Zoon Hendrikus wordt geboren op 24 april.

1883

Dochter Elisabeth wordt geboren op 27 augustus.

1886

Dochter Hermanna Gesiena (Manny) wordt geboren op 4 mei.

Het gezin verhuist naar Broerstraat 80 (Academieplein) in Groningen.

1889

Dochter Johanna Marie wordt geboren op 4 oktober.

1891

Het pand Broerstraat 80 wordt afgebroken. Het is niet bekend naar welke locatie de Kramers verhuizen.

1894

Er volgt een verhuizing naar Visscherstraat I 60, later omgenummerd naar 46. Kramer vestigt daar een kunsthandel, annex zaak voor fotografische artikelen en een fotografische inrichting.

1895

Zoon Piet vertrekt naar Enschede, waar hij als leerling werkt bij fotograaf S. Goudsmit.

1896

Piet Kramer komt terug naar Groningen en vertrekt enkele weken later naar Doornik/Tournai (België).

1897

In september krijgt Johannes Hubertus Vaessens (1868-1954), fotograaf en kunstschilder, een atelier bij J.G. Kramer. In januari 1898 vertrekt hij weer.

Kramer is erelid van de Groningse afdeling van de Maatschappij tot Bevorderingder Bouwkunst.

1898

Kramer fotografeert de bouw van het Rijkspostkantoor in Amsterdam van architect C.H. Peters.

1901

Dochter Anna Maria vertrekt op 6 maart naar Doornik. Zoon Hendrikus gaat op 15 april naar Brussel.

1902

Anna Maria komt terug op 4 december, samen met Hendrikus. De laatste wordt in het bevolkingsregister ingeschreven als fotograaf (ondergeschikte).

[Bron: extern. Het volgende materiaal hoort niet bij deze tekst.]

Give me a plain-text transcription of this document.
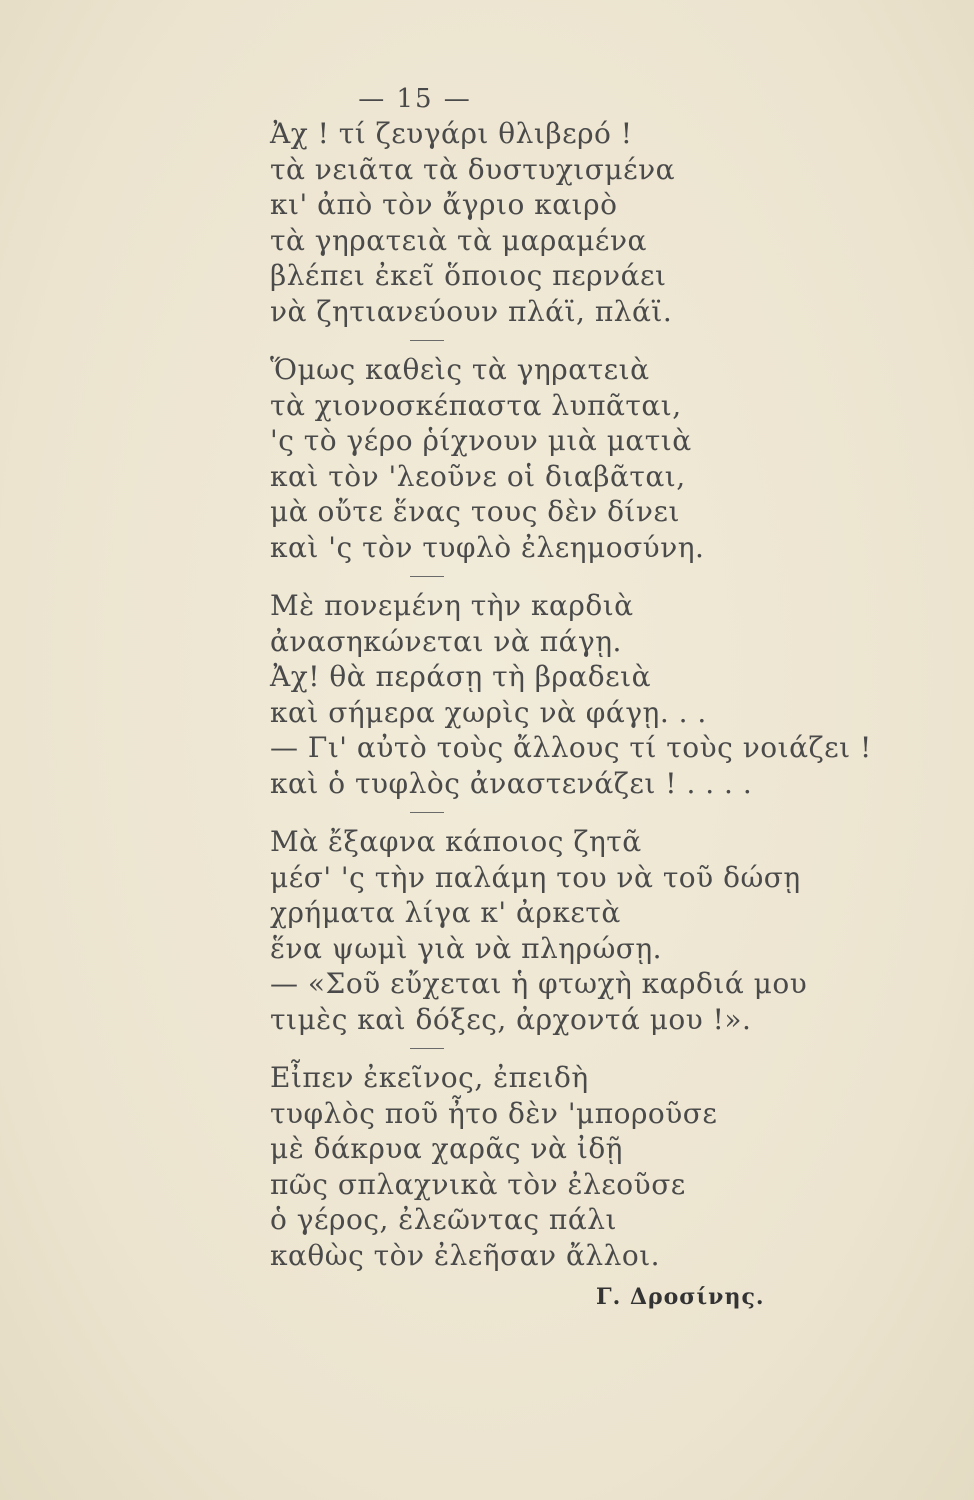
— 15 —
Ἀχ ! τί ζευγάρι θλιβερό !
τὰ νειᾶτα τὰ δυστυχισμένα
κι' ἀπὸ τὸν ἄγριο καιρὸ
τὰ γηρατειὰ τὰ μαραμένα
βλέπει ἐκεῖ ὅποιος περνάει
νὰ ζητιανεύουν πλάϊ, πλάϊ.
Ὅμως καθεὶς τὰ γηρατειὰ
τὰ χιονοσκέπαστα λυπᾶται,
'ς τὸ γέρο ῥίχνουν μιὰ ματιὰ
καὶ τὸν 'λεοῦνε οἱ διαβᾶται,
μὰ οὔτε ἕνας τους δὲν δίνει
καὶ 'ς τὸν τυφλὸ ἐλεημοσύνη.
Μὲ πονεμένη τὴν καρδιὰ
ἀνασηκώνεται νὰ πάγῃ.
Ἀχ! θὰ περάσῃ τὴ βραδειὰ
καὶ σήμερα χωρὶς νὰ φάγῃ. . .
— Γι' αὐτὸ τοὺς ἄλλους τί τοὺς νοιάζει !
καὶ ὁ τυφλὸς ἀναστενάζει ! . . . .
Μὰ ἔξαφνα κάποιος ζητᾶ
μέσ' 'ς τὴν παλάμη του νὰ τοῦ δώσῃ
χρήματα λίγα κ' ἀρκετὰ
ἕνα ψωμὶ γιὰ νὰ πληρώσῃ.
— «Σοῦ εὔχεται ἡ φτωχὴ καρδιά μου
τιμὲς καὶ δόξες, ἀρχοντά μου !».
Εἶπεν ἐκεῖνος, ἐπειδὴ
τυφλὸς ποῦ ἦτο δὲν 'μποροῦσε
μὲ δάκρυα χαρᾶς νὰ ἰδῇ
πῶς σπλαχνικὰ τὸν ἐλεοῦσε
ὁ γέρος, ἐλεῶντας πάλι
καθὼς τὸν ἐλεῆσαν ἄλλοι.
Γ. Δροσίνης.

Het gezin Kramer verhuist naar Nieuwe Ebbingestraat 37a te Groningen.

1903

Hendrikus Kramer overlijdt op 18 januari in Groningen.

Piet Kramer komt op 29 april uit Doornik terug naar zijn geboortestad Groningen.

Johannes Gerardus Kramer overlijdt op 4 december in Groningen.

1922

Kramers echtgenote, Jantje Everdina Nienhuis, overlijdt op 22 juli in Groningen.

Beschouwing

J.G. Kramer was een ambachtelijk type fotograaf. Hij heeft zich niet gemengd in de discussies van zijn tijd over het artistieke of wetenschappelijk belang van de fotografie. Evenmin heeft hij zich beziggehouden met fotografische experimenten, zoals bijvoorbeeld zijn stadgenoot Julius von Kolkow. Vernieuwend was zijn werk niet, wel degelijk. Dit betekent niet, dat gevoel voor sfeer hem ontbrak. Voor zover is na te gaan, was J.G. Kramer geen lid van een fotografenvereniging. Het aantal onderscheidingen dat hem ten deel viel, is beperkt.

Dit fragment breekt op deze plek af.